Michael Gove has bemoaned the "football manager culture" of British politics as he said critics are "too quick" to call for the head of a politician who makes a mistake.
The Tory former frontbencher who served as justice secretary, education secretary and chief whip, said elected representatives should be given the opportunity to learn from their errors.
George Osborne recently said he did not show enough "vulnerability and acceptance that I was getting things wrong" when he was chancellor because any such admission would have meant "that's the only story you're going to hear".
Mr Gove was asked on the BBC's Andrew Marr Show to name his biggest mistake.
He said: "There are so many. One I did fess up to which happened I think relatively early on when I was education secretary was cancelling Building Schools for the Future.

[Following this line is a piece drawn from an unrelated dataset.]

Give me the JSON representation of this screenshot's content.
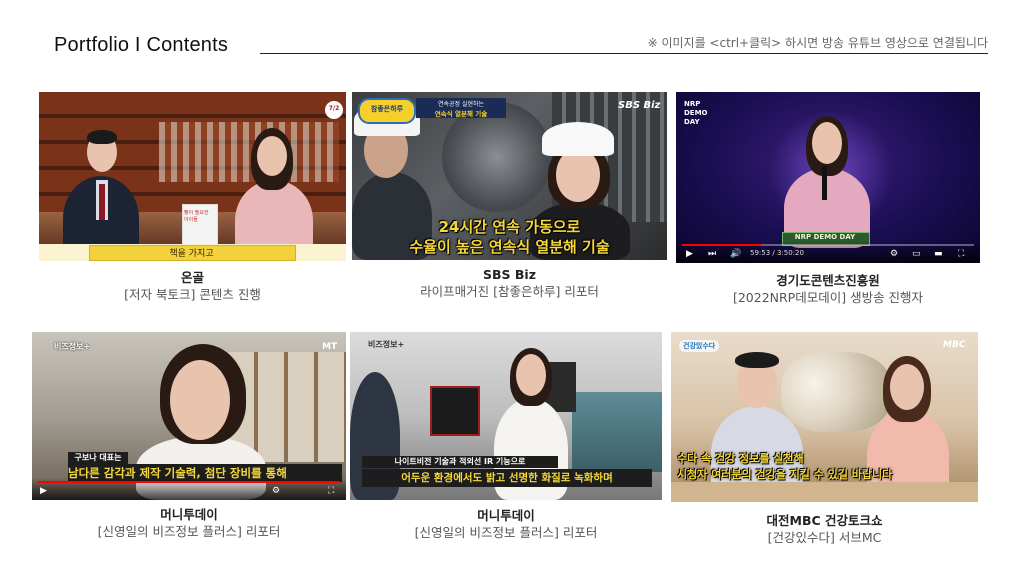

"It was not so much that it was wrong to try to save public money, it was done in a crass and insensitive way and it taught me a lesson.
"But I remember David Davis came up to me at the end of what had been a very bruising experience for me in the House of Commons and he said 'well, you...' and he used an Anglo-Saxon phrase '...there, but you will be a better minister for this because you learn from your mistakes'.
"One of the things, and I think this is perhaps one of the points of George's, is that there can sometimes be a football manager culture of politics which means that we are too quick to condemn people when they make a mistake and too quick to call for their resignation when the best, and I think that's true of most politicians, learn from their errors and improve on the job."